Les Vénézuéliens migrent vers les principales villes de Colombie, en passant par le col entre Cucuta et Bucaramanga dans le Nord Est du pays. « Chaque jour, ils viennent au refuge avec des ampoules sanglantes aux pieds, j’ai vu plusieurs femmes enceintes qui ont perdu leur enfant à cause de la marche » témoigne Jennifer.  En raison de la crise générée par la pandémie de Covid-19, le nombre de migrants, dits « caminantes », qui empruntent cette voie ne fait qu’augmenter. Si en juin il y avait en moyenne 244 personnes par jour qui traversaient la frontière colombienne, en décembre leur nombre est passé à 692 par jour. Avec le confinement, de nombreux Vénézuéliens qui vivaient en Colombie se sont retrouvés sans travail ou expulsés de leur logement parce qu’ils ne pouvaient plus payer le loyer, et ont décidé de rentrer au Venezuela. « C’étaient des choix désespérés », explique Kathleen Hamon, Coordinatrice Terrain pour SOLIDARITÉS INTERNATIONAL en Colombie. « Mais une fois que le confinement en Colombie a été levé, de plus en plus de vénézuéliens ont décidé d’émigrer à nouveau », explique-t-elle.

Depuis septembre 2020, les jeunes hommes ne sont plus les seuls à fuir le Venezuela. « Maintenant ils arrivent par familles entières. 43 % des Vénézuéliens enregistrés entre novembre et décembre sont des mineurs, affamés, et dans des conditions sanitaires aberrantes ».

« A cause du Covid » explique Kathleen, « les frontières terrestres sont fermées, et les vénézuéliens utilisent des points de passage illégaux parfois gérés par des groupes armés colombiens ». Ces groupes ont su profiter de la rentabilité du trafic de cocaïne pour s’ancrer dans ces régions où la crise sanitaire a fait des ravages économiques.
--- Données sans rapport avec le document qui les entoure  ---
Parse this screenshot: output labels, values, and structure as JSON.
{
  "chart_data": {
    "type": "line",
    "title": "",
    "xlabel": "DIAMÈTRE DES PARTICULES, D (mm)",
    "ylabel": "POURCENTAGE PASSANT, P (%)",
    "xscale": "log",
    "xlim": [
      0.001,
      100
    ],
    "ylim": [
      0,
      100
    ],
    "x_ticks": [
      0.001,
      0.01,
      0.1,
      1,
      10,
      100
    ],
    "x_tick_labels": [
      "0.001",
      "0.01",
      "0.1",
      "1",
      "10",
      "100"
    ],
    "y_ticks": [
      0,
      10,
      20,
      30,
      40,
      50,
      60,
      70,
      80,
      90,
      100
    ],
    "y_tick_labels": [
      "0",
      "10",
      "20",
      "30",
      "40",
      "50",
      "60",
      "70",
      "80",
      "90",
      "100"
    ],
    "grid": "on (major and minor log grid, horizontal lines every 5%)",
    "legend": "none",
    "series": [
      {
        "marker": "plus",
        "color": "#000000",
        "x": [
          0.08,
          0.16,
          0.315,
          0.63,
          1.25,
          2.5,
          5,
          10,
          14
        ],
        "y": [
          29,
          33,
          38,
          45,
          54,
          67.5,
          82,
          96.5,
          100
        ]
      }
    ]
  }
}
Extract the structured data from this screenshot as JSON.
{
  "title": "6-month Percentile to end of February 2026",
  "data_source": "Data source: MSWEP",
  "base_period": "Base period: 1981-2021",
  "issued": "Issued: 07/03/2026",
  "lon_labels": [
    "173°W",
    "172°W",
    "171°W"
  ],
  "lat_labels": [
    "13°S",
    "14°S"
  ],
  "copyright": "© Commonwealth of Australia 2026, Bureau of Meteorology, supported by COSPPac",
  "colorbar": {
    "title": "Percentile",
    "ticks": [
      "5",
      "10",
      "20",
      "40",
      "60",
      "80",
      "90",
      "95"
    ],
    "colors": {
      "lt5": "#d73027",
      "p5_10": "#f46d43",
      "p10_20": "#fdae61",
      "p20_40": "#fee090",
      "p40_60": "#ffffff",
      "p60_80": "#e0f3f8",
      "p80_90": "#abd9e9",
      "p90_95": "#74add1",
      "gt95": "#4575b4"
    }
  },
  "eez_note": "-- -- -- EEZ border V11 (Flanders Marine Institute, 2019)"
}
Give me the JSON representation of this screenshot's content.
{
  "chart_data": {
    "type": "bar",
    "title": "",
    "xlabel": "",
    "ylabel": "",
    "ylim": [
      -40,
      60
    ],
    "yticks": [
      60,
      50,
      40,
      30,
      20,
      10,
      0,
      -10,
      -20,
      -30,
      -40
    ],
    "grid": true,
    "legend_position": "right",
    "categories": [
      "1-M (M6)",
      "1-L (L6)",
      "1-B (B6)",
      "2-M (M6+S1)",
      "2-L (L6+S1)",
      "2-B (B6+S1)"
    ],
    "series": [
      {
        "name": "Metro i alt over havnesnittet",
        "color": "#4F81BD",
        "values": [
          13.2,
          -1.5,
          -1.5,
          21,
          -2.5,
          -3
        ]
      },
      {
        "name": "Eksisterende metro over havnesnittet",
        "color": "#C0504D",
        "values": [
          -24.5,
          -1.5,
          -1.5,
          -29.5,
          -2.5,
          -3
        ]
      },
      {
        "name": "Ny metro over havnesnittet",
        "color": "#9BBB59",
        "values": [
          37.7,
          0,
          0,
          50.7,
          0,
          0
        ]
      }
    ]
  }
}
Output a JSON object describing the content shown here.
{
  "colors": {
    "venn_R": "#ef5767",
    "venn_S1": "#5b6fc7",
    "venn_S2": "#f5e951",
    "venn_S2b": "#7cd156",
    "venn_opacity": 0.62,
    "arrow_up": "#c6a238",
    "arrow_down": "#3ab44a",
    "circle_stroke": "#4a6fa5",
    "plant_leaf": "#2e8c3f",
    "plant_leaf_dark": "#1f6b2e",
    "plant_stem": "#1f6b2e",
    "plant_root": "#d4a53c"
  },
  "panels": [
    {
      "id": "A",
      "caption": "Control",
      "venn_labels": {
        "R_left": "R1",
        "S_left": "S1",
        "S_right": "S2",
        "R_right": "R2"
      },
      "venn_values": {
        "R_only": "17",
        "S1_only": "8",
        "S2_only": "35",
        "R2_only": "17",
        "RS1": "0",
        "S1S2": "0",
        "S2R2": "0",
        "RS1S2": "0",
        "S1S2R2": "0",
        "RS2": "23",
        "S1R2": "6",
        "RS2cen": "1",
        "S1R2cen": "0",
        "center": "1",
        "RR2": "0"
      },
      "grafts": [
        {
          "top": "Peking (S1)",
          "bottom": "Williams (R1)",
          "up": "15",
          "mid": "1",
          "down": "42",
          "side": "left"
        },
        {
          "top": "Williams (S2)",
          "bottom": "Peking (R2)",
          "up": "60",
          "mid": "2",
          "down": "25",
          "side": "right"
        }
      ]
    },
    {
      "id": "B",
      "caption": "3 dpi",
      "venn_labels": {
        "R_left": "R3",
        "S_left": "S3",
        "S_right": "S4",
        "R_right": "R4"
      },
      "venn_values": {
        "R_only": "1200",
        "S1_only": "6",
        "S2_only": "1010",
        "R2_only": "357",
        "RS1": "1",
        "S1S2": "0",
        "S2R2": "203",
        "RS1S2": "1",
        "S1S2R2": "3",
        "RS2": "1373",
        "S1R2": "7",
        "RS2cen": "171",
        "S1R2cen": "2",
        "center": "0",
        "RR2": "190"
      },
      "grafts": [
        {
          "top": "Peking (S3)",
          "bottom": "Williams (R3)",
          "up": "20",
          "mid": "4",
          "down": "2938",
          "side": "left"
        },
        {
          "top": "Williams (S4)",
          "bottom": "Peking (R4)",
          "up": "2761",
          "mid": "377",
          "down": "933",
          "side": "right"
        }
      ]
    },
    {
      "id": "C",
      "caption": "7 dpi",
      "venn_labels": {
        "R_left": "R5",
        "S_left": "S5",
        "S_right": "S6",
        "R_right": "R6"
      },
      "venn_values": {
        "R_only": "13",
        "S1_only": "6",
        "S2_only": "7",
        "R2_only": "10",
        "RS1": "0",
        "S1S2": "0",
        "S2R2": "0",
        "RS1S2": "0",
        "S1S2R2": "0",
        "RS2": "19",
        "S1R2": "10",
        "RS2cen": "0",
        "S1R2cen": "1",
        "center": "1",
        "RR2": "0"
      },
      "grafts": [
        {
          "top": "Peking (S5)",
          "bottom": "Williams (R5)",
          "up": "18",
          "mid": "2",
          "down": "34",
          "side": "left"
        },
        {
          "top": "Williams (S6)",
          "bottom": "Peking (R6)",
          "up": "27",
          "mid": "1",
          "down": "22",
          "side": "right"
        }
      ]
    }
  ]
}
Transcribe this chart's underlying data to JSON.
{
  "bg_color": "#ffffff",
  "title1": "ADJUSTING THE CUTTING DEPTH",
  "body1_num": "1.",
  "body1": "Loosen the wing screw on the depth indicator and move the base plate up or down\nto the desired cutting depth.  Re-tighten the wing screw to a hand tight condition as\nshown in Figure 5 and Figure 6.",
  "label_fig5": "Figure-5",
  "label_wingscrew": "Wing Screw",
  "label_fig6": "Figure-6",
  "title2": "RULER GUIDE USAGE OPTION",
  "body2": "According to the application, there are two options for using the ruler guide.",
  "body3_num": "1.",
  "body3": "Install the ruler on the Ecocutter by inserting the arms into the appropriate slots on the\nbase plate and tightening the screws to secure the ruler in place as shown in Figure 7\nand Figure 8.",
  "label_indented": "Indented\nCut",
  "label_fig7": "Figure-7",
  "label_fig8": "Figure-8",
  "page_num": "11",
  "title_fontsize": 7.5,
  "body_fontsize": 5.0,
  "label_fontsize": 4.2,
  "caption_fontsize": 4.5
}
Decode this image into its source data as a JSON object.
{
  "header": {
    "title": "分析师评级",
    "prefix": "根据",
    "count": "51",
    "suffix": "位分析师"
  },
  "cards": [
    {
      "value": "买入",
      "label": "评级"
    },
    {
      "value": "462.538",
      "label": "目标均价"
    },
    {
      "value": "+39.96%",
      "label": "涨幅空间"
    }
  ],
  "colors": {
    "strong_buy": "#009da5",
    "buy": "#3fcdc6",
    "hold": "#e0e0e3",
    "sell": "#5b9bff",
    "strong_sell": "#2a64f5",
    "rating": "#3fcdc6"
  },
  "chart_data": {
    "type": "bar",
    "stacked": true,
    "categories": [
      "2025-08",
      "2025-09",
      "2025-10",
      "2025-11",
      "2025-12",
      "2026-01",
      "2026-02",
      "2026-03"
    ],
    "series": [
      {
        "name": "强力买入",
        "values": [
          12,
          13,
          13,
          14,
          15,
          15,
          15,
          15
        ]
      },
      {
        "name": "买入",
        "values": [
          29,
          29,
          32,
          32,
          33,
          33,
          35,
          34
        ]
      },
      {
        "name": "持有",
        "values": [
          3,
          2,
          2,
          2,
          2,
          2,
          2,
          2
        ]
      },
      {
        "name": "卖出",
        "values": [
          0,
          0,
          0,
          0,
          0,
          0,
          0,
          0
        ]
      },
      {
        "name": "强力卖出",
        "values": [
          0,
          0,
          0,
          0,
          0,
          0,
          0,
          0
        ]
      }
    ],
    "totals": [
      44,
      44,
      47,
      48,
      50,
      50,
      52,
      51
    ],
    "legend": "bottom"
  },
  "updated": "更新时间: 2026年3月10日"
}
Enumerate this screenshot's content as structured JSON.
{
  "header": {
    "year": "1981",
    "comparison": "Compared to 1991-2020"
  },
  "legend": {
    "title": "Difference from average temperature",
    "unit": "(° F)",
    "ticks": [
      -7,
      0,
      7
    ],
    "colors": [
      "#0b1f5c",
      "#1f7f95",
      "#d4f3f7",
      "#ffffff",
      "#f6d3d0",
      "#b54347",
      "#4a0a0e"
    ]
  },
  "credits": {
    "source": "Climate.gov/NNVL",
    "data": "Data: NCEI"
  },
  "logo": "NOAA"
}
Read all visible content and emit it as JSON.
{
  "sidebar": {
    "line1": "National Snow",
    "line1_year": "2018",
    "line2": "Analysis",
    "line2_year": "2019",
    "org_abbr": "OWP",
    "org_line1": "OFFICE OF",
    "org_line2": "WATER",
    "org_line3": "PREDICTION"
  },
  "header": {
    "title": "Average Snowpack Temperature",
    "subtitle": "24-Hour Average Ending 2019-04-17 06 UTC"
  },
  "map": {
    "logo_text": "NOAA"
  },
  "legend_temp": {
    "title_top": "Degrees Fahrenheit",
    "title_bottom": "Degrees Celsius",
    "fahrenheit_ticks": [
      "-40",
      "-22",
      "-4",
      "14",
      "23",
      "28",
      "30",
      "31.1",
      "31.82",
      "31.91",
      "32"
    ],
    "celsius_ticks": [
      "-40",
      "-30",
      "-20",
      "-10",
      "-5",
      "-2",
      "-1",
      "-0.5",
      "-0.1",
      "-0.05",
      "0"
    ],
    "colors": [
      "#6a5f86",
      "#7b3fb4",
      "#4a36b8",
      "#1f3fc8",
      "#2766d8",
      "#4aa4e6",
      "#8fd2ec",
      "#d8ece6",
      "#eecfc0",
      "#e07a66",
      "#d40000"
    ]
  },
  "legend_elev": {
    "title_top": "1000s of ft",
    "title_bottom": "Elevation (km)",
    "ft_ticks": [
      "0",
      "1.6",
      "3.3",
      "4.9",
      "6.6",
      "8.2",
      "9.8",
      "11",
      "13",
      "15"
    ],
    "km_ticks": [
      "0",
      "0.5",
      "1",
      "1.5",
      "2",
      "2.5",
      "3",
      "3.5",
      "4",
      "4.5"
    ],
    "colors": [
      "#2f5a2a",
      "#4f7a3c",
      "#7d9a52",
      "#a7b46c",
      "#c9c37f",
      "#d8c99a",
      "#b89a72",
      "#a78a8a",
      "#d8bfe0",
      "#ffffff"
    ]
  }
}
Argent, biens de toute sorte, ou encore exploitation et traite des êtres humains sont la monnaie d’échange pour passer la frontière.

Une fois arrivés en Colombie, les risques persistent tout au long du voyage. Pour se rendre à Bogotá ou Medellín, il faut traverser un col de montagne à 3 800 mètres d’altitude. Ici, plusieurs conducteurs de bus vendent des tickets aux vénézuéliens. Il est arrivé que des chauffeurs mal intentionnés en profitent pour leur piller leurs affaires. « Le conducteur nous a demandé de descendre du bus à un poste de péage », déplore Gilberto, un jeune vénézuélien de 30 ans « mais une fois que nous étions descendus il s’est enfuit avec toutes nos affaires ».

Les caminantes sont obligés de marcher dans le froid de la montagne, sans protection et sans vêtements chauds. Dans les refuges organisés le long de ces routes, il existe donc un réel besoin d’accès à la nourriture, à l’eau potable, à l’assainissement et de protection pour les personnes migrantes.

Seuls trois refuges situés sur cette route peuvent accueillir les caminantes mais ceux-ci manquent de moyens et d’infrastructures pour répondre à la demande. SOLIDARITÉS INTERNATIONAL, en consortium avec Première Urgence Internationale, mène des activités de soutien auprès des quatre refuges pour combler leurs lacunes avec un accent particulier sur l’assistance alimentaire, l’accès à l’eau, l’assainissement et l’hygiène. Afin de permettre aux migrants de s’abriter lors de leur transit dans un refuge sain, digne et sûr.